Tanıklar, daha önce bir belge düzenlemek yerine, vakit geçirmeksizin mahkemeye başvurup yukarıdaki hususları beyan ederek mirasbırakanın son arzularını bir tutanağa geçirtebilirler. Sözlü vasiyet yoluna başvuran kimse askerlik hizmetinde bulunuyorsa, teğmen veya daha yüksek rütbeli bir subay; Ülke sınırları dışında seyreden bir ulaşım aracında bulunuyorsa, o aracın sorumlu yöneticisi; sağlık kurumlarında tedavi edilmekteyse, sağlık kurumunun en yetkili yöneticisi hâkim yerine geçer.

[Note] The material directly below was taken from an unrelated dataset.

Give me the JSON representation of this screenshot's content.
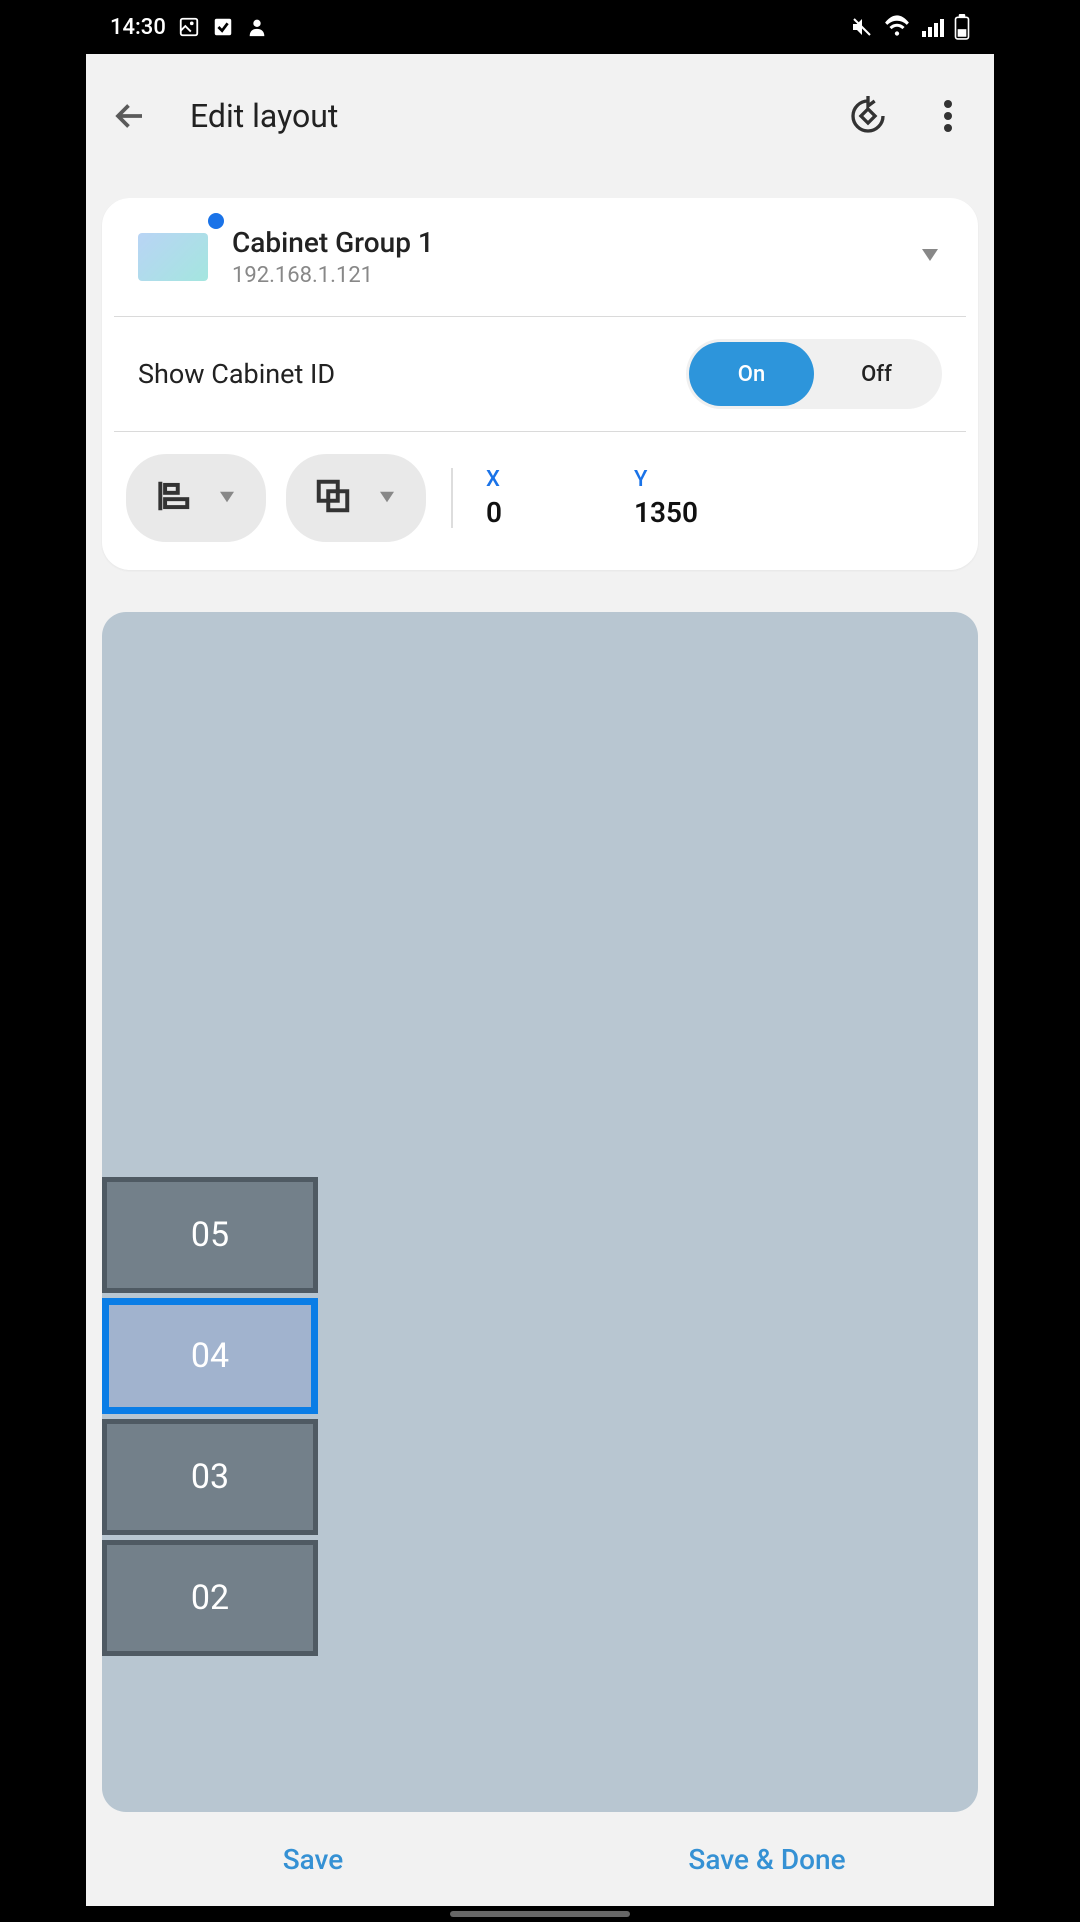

Mirasbırakan için sonradan diğer şekillerde vasiyetname yapma olanağı doğarsa, bu tarihin üzerinden bir ay geçince sözlü vasiyet hükümden düşer. Sözlü vasiyetname, olağanüstü durumlarda yapılmaktadır. Vasiyetname bırakan kişinin el yazılı vaziyet yada resmi vasiyet yapma imkanı var iken, sözlü vasiyet yapması halinde sözlü vasiyetname hükümsüz olur. Sözlü vasiyetnamede belirtilen olağanüstü durumlar şunlardır: Yakın ölüm tehlikesi, ulaşımın kesilmesi, hastalık, savaştır.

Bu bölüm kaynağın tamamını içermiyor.